‘What do you call a man who looks after sheep in English?’ a fellow pilgrim asks me on the road to Santiago?
‘Er, a shepherd?’
‘That’s right. Un chepa. In Ferrolano un chepa is a guardía municipal (local policeman).
I’ll explain. Ferrol is a port in the far north of Galicia, which due to its strategic importance, became a leading naval centre during the 18th century. My walking companion is from Ferrol and he’s telling me how contact with British naval engineers and sailors in the past led to certain English words and phrases taking root in the local slang / lingo – albeit in a much morphed phonological way. In Ferrolano, for example, they don’t go ‘a todo pastilla’ (very fast), they go ‘filispin’ – from full speed ahead. And when they are on the moon / on another planet, instead of being ‘en Babia’, they are ‘orasai’ – from out-side. Cepillo (brush) is brus; bizcocho (cake), queique; and, according to my Ferrolano friend, the sound that coins make if you move them around in your pocket is something like chinklar – from jingle, jangle.

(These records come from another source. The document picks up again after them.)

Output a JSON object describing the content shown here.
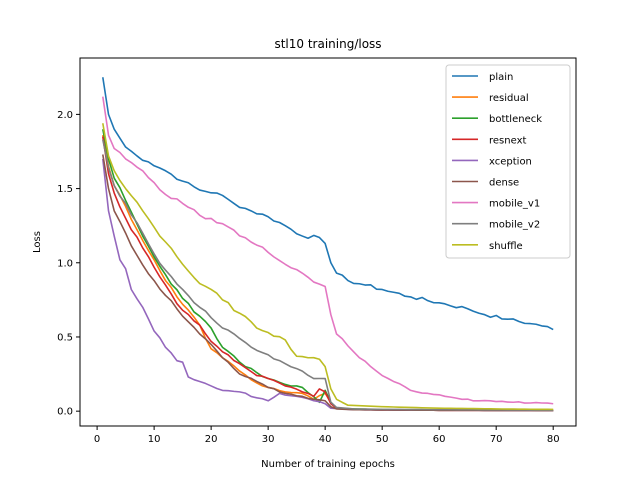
{
  "chart_data": {
    "type": "line",
    "title": "stl10 training/loss",
    "xlabel": "Number of training epochs",
    "ylabel": "Loss",
    "xlim": [
      -3,
      84
    ],
    "ylim": [
      -0.1,
      2.38
    ],
    "xticks": [
      0,
      10,
      20,
      30,
      40,
      50,
      60,
      70,
      80
    ],
    "yticks": [
      0.0,
      0.5,
      1.0,
      1.5,
      2.0
    ],
    "xtick_labels": [
      "0",
      "10",
      "20",
      "30",
      "40",
      "50",
      "60",
      "70",
      "80"
    ],
    "ytick_labels": [
      "0.0",
      "0.5",
      "1.0",
      "1.5",
      "2.0"
    ],
    "grid": false,
    "legend_position": "top-right",
    "x_start": 1,
    "x_end": 80,
    "series": [
      {
        "name": "plain",
        "color": "#1f77b4",
        "keypoints": [
          [
            1,
            2.25
          ],
          [
            2,
            2.0
          ],
          [
            3,
            1.9
          ],
          [
            5,
            1.78
          ],
          [
            7,
            1.72
          ],
          [
            9,
            1.68
          ],
          [
            12,
            1.62
          ],
          [
            15,
            1.55
          ],
          [
            18,
            1.49
          ],
          [
            21,
            1.47
          ],
          [
            24,
            1.4
          ],
          [
            27,
            1.35
          ],
          [
            30,
            1.31
          ],
          [
            33,
            1.25
          ],
          [
            36,
            1.18
          ],
          [
            39,
            1.17
          ],
          [
            40,
            1.13
          ],
          [
            41,
            1.0
          ],
          [
            42,
            0.93
          ],
          [
            44,
            0.88
          ],
          [
            47,
            0.85
          ],
          [
            50,
            0.82
          ],
          [
            55,
            0.77
          ],
          [
            60,
            0.73
          ],
          [
            65,
            0.69
          ],
          [
            68,
            0.65
          ],
          [
            72,
            0.62
          ],
          [
            76,
            0.59
          ],
          [
            79,
            0.57
          ],
          [
            80,
            0.55
          ]
        ]
      },
      {
        "name": "residual",
        "color": "#ff7f0e",
        "keypoints": [
          [
            1,
            1.86
          ],
          [
            2,
            1.65
          ],
          [
            3,
            1.52
          ],
          [
            5,
            1.38
          ],
          [
            8,
            1.15
          ],
          [
            10,
            1.02
          ],
          [
            12,
            0.88
          ],
          [
            15,
            0.72
          ],
          [
            18,
            0.58
          ],
          [
            20,
            0.42
          ],
          [
            22,
            0.36
          ],
          [
            25,
            0.27
          ],
          [
            28,
            0.19
          ],
          [
            30,
            0.16
          ],
          [
            33,
            0.13
          ],
          [
            36,
            0.12
          ],
          [
            38,
            0.08
          ],
          [
            40,
            0.12
          ],
          [
            41,
            0.06
          ],
          [
            42,
            0.02
          ],
          [
            45,
            0.012
          ],
          [
            50,
            0.008
          ],
          [
            60,
            0.006
          ],
          [
            70,
            0.005
          ],
          [
            80,
            0.004
          ]
        ]
      },
      {
        "name": "bottleneck",
        "color": "#2ca02c",
        "keypoints": [
          [
            1,
            1.9
          ],
          [
            2,
            1.7
          ],
          [
            3,
            1.57
          ],
          [
            5,
            1.42
          ],
          [
            8,
            1.18
          ],
          [
            10,
            1.04
          ],
          [
            12,
            0.92
          ],
          [
            15,
            0.76
          ],
          [
            18,
            0.64
          ],
          [
            20,
            0.56
          ],
          [
            22,
            0.43
          ],
          [
            25,
            0.33
          ],
          [
            28,
            0.26
          ],
          [
            30,
            0.22
          ],
          [
            33,
            0.18
          ],
          [
            36,
            0.16
          ],
          [
            39,
            0.06
          ],
          [
            40,
            0.14
          ],
          [
            41,
            0.06
          ],
          [
            42,
            0.02
          ],
          [
            45,
            0.015
          ],
          [
            50,
            0.01
          ],
          [
            60,
            0.008
          ],
          [
            70,
            0.006
          ],
          [
            80,
            0.005
          ]
        ]
      },
      {
        "name": "resnext",
        "color": "#d62728",
        "keypoints": [
          [
            1,
            1.85
          ],
          [
            2,
            1.6
          ],
          [
            3,
            1.47
          ],
          [
            5,
            1.3
          ],
          [
            8,
            1.1
          ],
          [
            10,
            0.97
          ],
          [
            12,
            0.85
          ],
          [
            15,
            0.68
          ],
          [
            18,
            0.58
          ],
          [
            20,
            0.47
          ],
          [
            22,
            0.4
          ],
          [
            25,
            0.32
          ],
          [
            28,
            0.24
          ],
          [
            30,
            0.22
          ],
          [
            33,
            0.17
          ],
          [
            36,
            0.13
          ],
          [
            38,
            0.1
          ],
          [
            39,
            0.15
          ],
          [
            40,
            0.13
          ],
          [
            41,
            0.05
          ],
          [
            42,
            0.02
          ],
          [
            45,
            0.012
          ],
          [
            50,
            0.008
          ],
          [
            60,
            0.006
          ],
          [
            70,
            0.005
          ],
          [
            80,
            0.004
          ]
        ]
      },
      {
        "name": "xception",
        "color": "#9467bd",
        "keypoints": [
          [
            1,
            1.7
          ],
          [
            2,
            1.35
          ],
          [
            3,
            1.18
          ],
          [
            4,
            1.02
          ],
          [
            5,
            0.96
          ],
          [
            6,
            0.82
          ],
          [
            8,
            0.7
          ],
          [
            10,
            0.54
          ],
          [
            12,
            0.43
          ],
          [
            14,
            0.34
          ],
          [
            15,
            0.33
          ],
          [
            16,
            0.23
          ],
          [
            18,
            0.2
          ],
          [
            20,
            0.17
          ],
          [
            22,
            0.14
          ],
          [
            25,
            0.13
          ],
          [
            28,
            0.09
          ],
          [
            30,
            0.07
          ],
          [
            32,
            0.12
          ],
          [
            35,
            0.1
          ],
          [
            38,
            0.07
          ],
          [
            40,
            0.05
          ],
          [
            41,
            0.02
          ],
          [
            45,
            0.01
          ],
          [
            50,
            0.008
          ],
          [
            60,
            0.006
          ],
          [
            70,
            0.005
          ],
          [
            80,
            0.004
          ]
        ]
      },
      {
        "name": "dense",
        "color": "#8c564b",
        "keypoints": [
          [
            1,
            1.73
          ],
          [
            2,
            1.5
          ],
          [
            3,
            1.35
          ],
          [
            5,
            1.2
          ],
          [
            7,
            1.05
          ],
          [
            10,
            0.88
          ],
          [
            12,
            0.78
          ],
          [
            15,
            0.64
          ],
          [
            18,
            0.52
          ],
          [
            20,
            0.45
          ],
          [
            22,
            0.36
          ],
          [
            25,
            0.25
          ],
          [
            28,
            0.2
          ],
          [
            30,
            0.16
          ],
          [
            33,
            0.12
          ],
          [
            36,
            0.1
          ],
          [
            38,
            0.08
          ],
          [
            40,
            0.07
          ],
          [
            41,
            0.03
          ],
          [
            42,
            0.015
          ],
          [
            45,
            0.01
          ],
          [
            50,
            0.008
          ],
          [
            60,
            0.006
          ],
          [
            70,
            0.005
          ],
          [
            80,
            0.004
          ]
        ]
      },
      {
        "name": "mobile_v1",
        "color": "#e377c2",
        "keypoints": [
          [
            1,
            2.12
          ],
          [
            2,
            1.86
          ],
          [
            3,
            1.77
          ],
          [
            5,
            1.7
          ],
          [
            8,
            1.62
          ],
          [
            10,
            1.54
          ],
          [
            12,
            1.46
          ],
          [
            15,
            1.4
          ],
          [
            18,
            1.32
          ],
          [
            21,
            1.27
          ],
          [
            24,
            1.22
          ],
          [
            27,
            1.14
          ],
          [
            30,
            1.07
          ],
          [
            33,
            0.99
          ],
          [
            36,
            0.93
          ],
          [
            38,
            0.87
          ],
          [
            40,
            0.84
          ],
          [
            41,
            0.65
          ],
          [
            42,
            0.52
          ],
          [
            44,
            0.44
          ],
          [
            46,
            0.36
          ],
          [
            48,
            0.3
          ],
          [
            50,
            0.24
          ],
          [
            52,
            0.2
          ],
          [
            55,
            0.14
          ],
          [
            58,
            0.12
          ],
          [
            61,
            0.1
          ],
          [
            64,
            0.08
          ],
          [
            67,
            0.07
          ],
          [
            70,
            0.065
          ],
          [
            73,
            0.06
          ],
          [
            76,
            0.055
          ],
          [
            80,
            0.05
          ]
        ]
      },
      {
        "name": "mobile_v2",
        "color": "#7f7f7f",
        "keypoints": [
          [
            1,
            1.83
          ],
          [
            2,
            1.64
          ],
          [
            3,
            1.52
          ],
          [
            5,
            1.4
          ],
          [
            8,
            1.2
          ],
          [
            10,
            1.06
          ],
          [
            12,
            0.95
          ],
          [
            15,
            0.82
          ],
          [
            18,
            0.7
          ],
          [
            20,
            0.63
          ],
          [
            22,
            0.56
          ],
          [
            25,
            0.49
          ],
          [
            28,
            0.41
          ],
          [
            30,
            0.38
          ],
          [
            33,
            0.32
          ],
          [
            36,
            0.27
          ],
          [
            38,
            0.22
          ],
          [
            40,
            0.22
          ],
          [
            41,
            0.06
          ],
          [
            42,
            0.025
          ],
          [
            45,
            0.015
          ],
          [
            50,
            0.012
          ],
          [
            60,
            0.01
          ],
          [
            70,
            0.008
          ],
          [
            80,
            0.006
          ]
        ]
      },
      {
        "name": "shuffle",
        "color": "#bcbd22",
        "keypoints": [
          [
            1,
            1.94
          ],
          [
            2,
            1.72
          ],
          [
            3,
            1.62
          ],
          [
            5,
            1.5
          ],
          [
            8,
            1.35
          ],
          [
            10,
            1.24
          ],
          [
            12,
            1.14
          ],
          [
            15,
            0.99
          ],
          [
            18,
            0.86
          ],
          [
            20,
            0.82
          ],
          [
            22,
            0.75
          ],
          [
            25,
            0.66
          ],
          [
            28,
            0.56
          ],
          [
            30,
            0.53
          ],
          [
            33,
            0.48
          ],
          [
            35,
            0.37
          ],
          [
            37,
            0.36
          ],
          [
            39,
            0.35
          ],
          [
            40,
            0.3
          ],
          [
            41,
            0.15
          ],
          [
            42,
            0.08
          ],
          [
            44,
            0.04
          ],
          [
            47,
            0.035
          ],
          [
            50,
            0.03
          ],
          [
            55,
            0.025
          ],
          [
            60,
            0.02
          ],
          [
            65,
            0.018
          ],
          [
            70,
            0.015
          ],
          [
            75,
            0.013
          ],
          [
            80,
            0.012
          ]
        ]
      }
    ]
  }
}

All interesting stuff, and quite familiar in a way, reminding me of estar al liquindoi, a wonderful bit of Malageñan and Gaditano port-side pidgin, meaning ‘to be on the look-out’. From? Well, there’s no definitive answer, but from something like ‘look and do it’, ‘looking doing’ or ‘looking down’. The derivation of the Anglo-Canary word for security guard, guachimán is more straightforward – watching man. In fact, there are a whole load of Anglo-Canary words and expressions, but more about those in another blog.